Measuring pair correlations in Bose and Fermi gases via atom-resolved microscopy

TL;DR

This paper introduces a microscopy technique for directly observing and measuring interparticle correlations in continuum Bose and Fermi gases, revealing quantum phenomena like Bose-Einstein condensation, fermionic exchange holes, and fermion pairing.

Contribution

It demonstrates atom-resolved detection in continuum quantum gases, enabling direct measurement of correlations and pairing phenomena previously accessible mainly in lattice systems.

Findings

Observation of Bose-Einstein condensation with single-atom resolution

Measurement of two-particle $g^{(2)}$ correlations in thermal bosons and fermions

Direct imaging of non-local fermion pairs in the BEC-BCS crossover

Abstract

We demonstrate atom-resolved detection of itinerant bosonic $^{23}$Na and fermionic $^6$Li quantum gases, enabling the direct in situ measurement of interparticle correlations.
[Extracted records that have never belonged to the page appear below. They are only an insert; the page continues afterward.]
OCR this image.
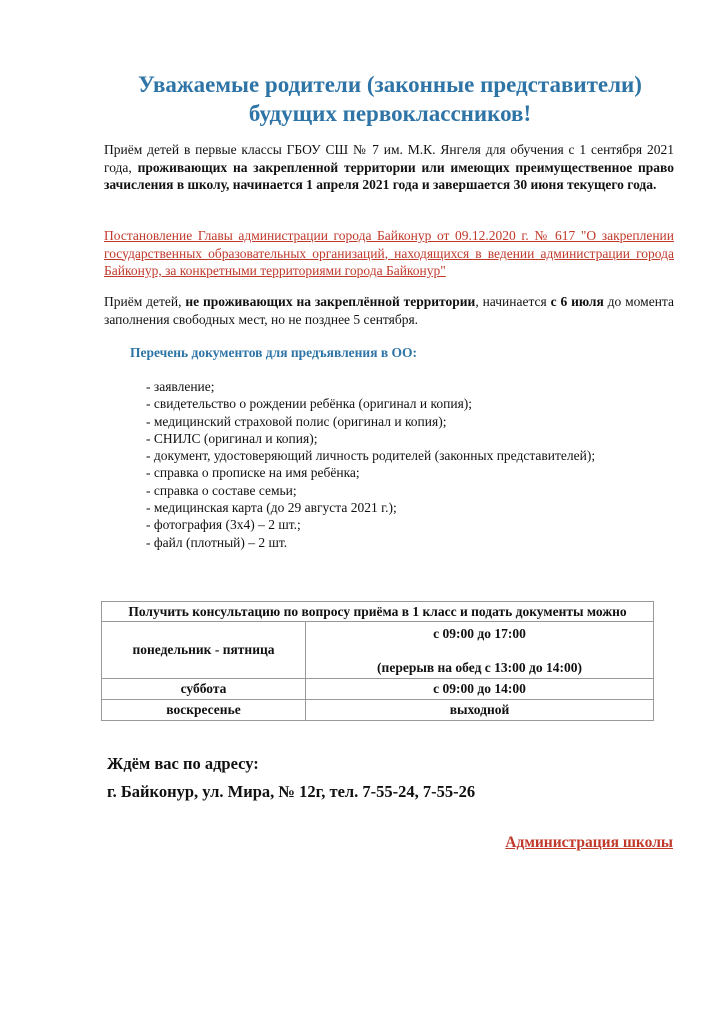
Уважаемые родители (законные представители)
будущих первоклассников!
Приём детей в первые классы ГБОУ СШ № 7 им. М.К. Янгеля для обучения с 1 сентября 2021 года, проживающих на закрепленной территории или имеющих преимущественное право зачисления в школу, начинается 1 апреля 2021 года и завершается 30 июня текущего года.
Постановление Главы администрации города Байконур от 09.12.2020 г. № 617 "О закреплении государственных образовательных организаций, находящихся в ведении администрации города Байконур, за конкретными территориями города Байконур"
Приём детей, не проживающих на закреплённой территории, начинается с 6 июля до момента заполнения свободных мест, но не позднее 5 сентября.
Перечень документов для предъявления в ОО:
- заявление;
- свидетельство о рождении ребёнка (оригинал и копия);
- медицинский страховой полис (оригинал и копия);
- СНИЛС (оригинал и копия);
- документ, удостоверяющий личность родителей (законных представителей);
- справка о прописке на имя ребёнка;
- справка о составе семьи;
- медицинская карта (до 29 августа 2021 г.);
- фотография (3х4) – 2 шт.;
- файл (плотный) – 2 шт.
Получить консультацию по вопросу приёма в 1 класс и подать документы можно	
понедельник - пятница	с 09:00 до 17:00
(перерыв на обед с 13:00 до 14:00)

суббота	с 09:00 до 14:00
воскресенье	выходной
Ждём вас по адресу:
г. Байконур, ул. Мира, № 12г, тел. 7-55-24, 7-55-26
Администрация школы
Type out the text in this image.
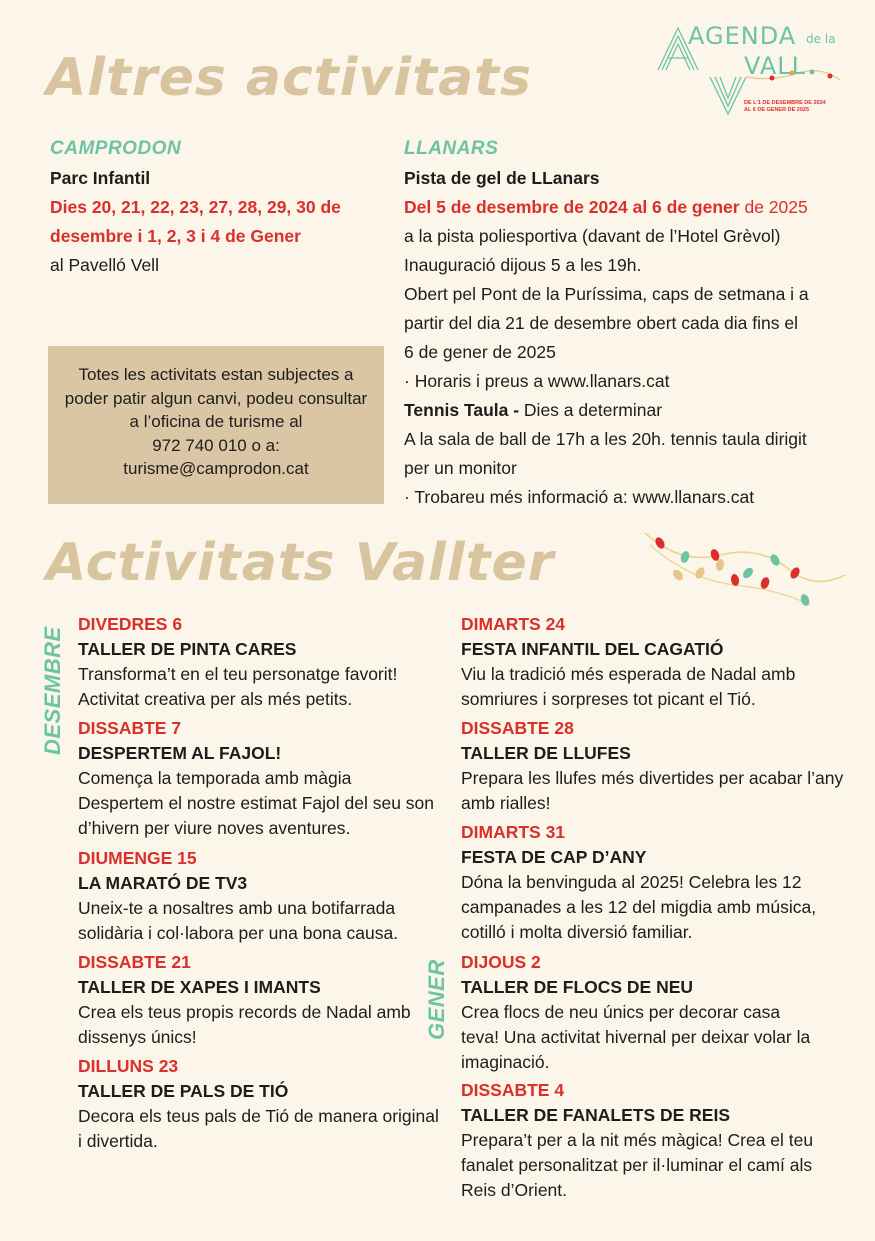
AGENDA de la
VALL
DE L'1 DE DESEMBRE DE 2024
AL 6 DE GENER DE 2025
Altres activitats
CAMPRODON

Parc Infantil

Dies 20, 21, 22, 23, 27, 28, 29, 30 de

desembre i 1, 2, 3 i 4 de Gener

al Pavelló Vell

Totes les activitats estan subjectes a
poder patir algun canvi, podeu consultar
a l’oficina de turisme al
972 740 010 o a:
turisme@camprodon.cat
LLANARS

Pista de gel de LLanars

Del 5 de desembre de 2024 al 6 de gener de 2025

a la pista poliesportiva (davant de l’Hotel Grèvol)

Inauguració dijous 5 a les 19h.

Obert pel Pont de la Puríssima, caps de setmana i a

partir del dia 21 de desembre obert cada dia fins el

6 de gener de 2025

· Horaris i preus a www.llanars.cat

Tennis Taula - Dies a determinar

A la sala de ball de 17h a les 20h. tennis taula dirigit

per un monitor

· Trobareu més informació a: www.llanars.cat

Activitats Vallter
DESEMBRE
GENER
DIVEDRES 6
TALLER DE PINTA CARES
Transforma’t en el teu personatge favorit!
Activitat creativa per als més petits.
DISSABTE 7
DESPERTEM AL FAJOL!
Comença la temporada amb màgia
Despertem el nostre estimat Fajol del seu son
d’hivern per viure noves aventures.
DIUMENGE 15
LA MARATÓ DE TV3
Uneix-te a nosaltres amb una botifarrada
solidària i col·labora per una bona causa.
DISSABTE 21
TALLER DE XAPES I IMANTS
Crea els teus propis records de Nadal amb
dissenys únics!
DILLUNS 23
TALLER DE PALS DE TIÓ
Decora els teus pals de Tió de manera original
i divertida.
DIMARTS 24
FESTA INFANTIL DEL CAGATIÓ
Viu la tradició més esperada de Nadal amb
somriures i sorpreses tot picant el Tió.
DISSABTE 28
TALLER DE LLUFES
Prepara les llufes més divertides per acabar l’any
amb rialles!
DIMARTS 31
FESTA DE CAP D’ANY
Dóna la benvinguda al 2025! Celebra les 12
campanades a les 12 del migdia amb música,
cotilló i molta diversió familiar.
DIJOUS 2
TALLER DE FLOCS DE NEU
Crea flocs de neu únics per decorar casa
teva! Una activitat hivernal per deixar volar la
imaginació.
DISSABTE 4
TALLER DE FANALETS DE REIS
Prepara’t per a la nit més màgica! Crea el teu
fanalet personalitzat per il·luminar el camí als
Reis d’Orient.
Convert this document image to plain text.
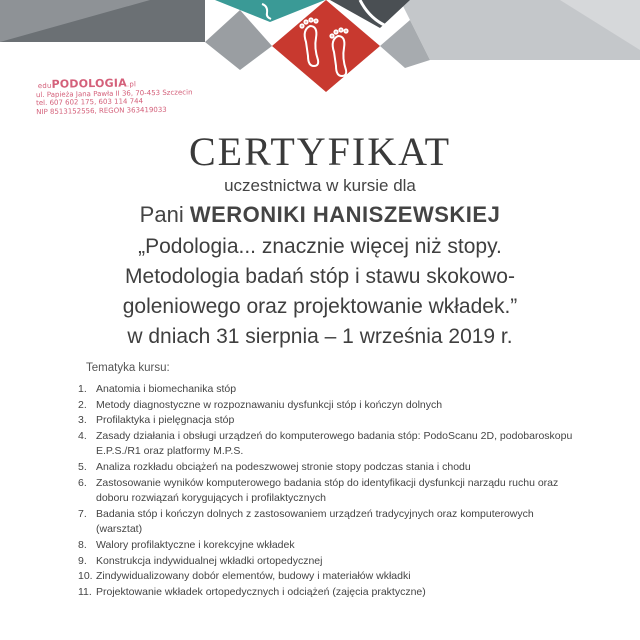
eduPODOLOGIA.pl
ul. Papieża Jana Pawła II 36, 70-453 Szczecin
tel. 607 602 175, 603 114 744
NIP 8513152556, REGON 363419033
CERTYFIKAT
uczestnictwa w kursie dla
Pani WERONIKI HANISZEWSKIEJ
„Podologia... znacznie więcej niż stopy.
Metodologia badań stóp i stawu skokowo-
goleniowego oraz projektowanie wkładek.”
w dniach 31 sierpnia – 1 września 2019 r.
Tematyka kursu:
1. Anatomia i biomechanika stóp
2. Metody diagnostyczne w rozpoznawaniu dysfunkcji stóp i kończyn dolnych
3. Profilaktyka i pielęgnacja stóp
4. Zasady działania i obsługi urządzeń do komputerowego badania stóp: PodoScanu 2D, podobaroskopu E.P.S./R1 oraz platformy M.P.S.
5. Analiza rozkładu obciążeń na podeszwowej stronie stopy podczas stania i chodu
6. Zastosowanie wyników komputerowego badania stóp do identyfikacji dysfunkcji narządu ruchu oraz doboru rozwiązań korygujących i profilaktycznych
7. Badania stóp i kończyn dolnych z zastosowaniem urządzeń tradycyjnych oraz komputerowych (warsztat)
8. Walory profilaktyczne i korekcyjne wkładek
9. Konstrukcja indywidualnej wkładki ortopedycznej
10. Zindywidualizowany dobór elementów, budowy i materiałów wkładki
11. Projektowanie wkładek ortopedycznych i odciążeń (zajęcia praktyczne)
In contrast to prior work on lattice-trapped gases, here we realize microscopy of quantum gases in the continuum. We reveal Bose-Einstein condensation with single-atom resolution, measure the enhancement of two-particle $g^{(2)}$ correlations of thermal bosons, and observe the suppression of $g^{(2)}$ for fermions; the Fermi or exchange hole. For strongly interacting Fermi gases confined to two dimensions, we directly observe non-local fermion pairs in the BEC-BCS crossover. We obtain the pairing gap, the pair size, and the short-range contact directly from the pair correlations. In situ thermometry is enabled via the fluctuation-dissipation theorem. Our technique opens the door to the atom-resolved study of strongly correlated quantum gases of bosons, fermions, and their mixtures.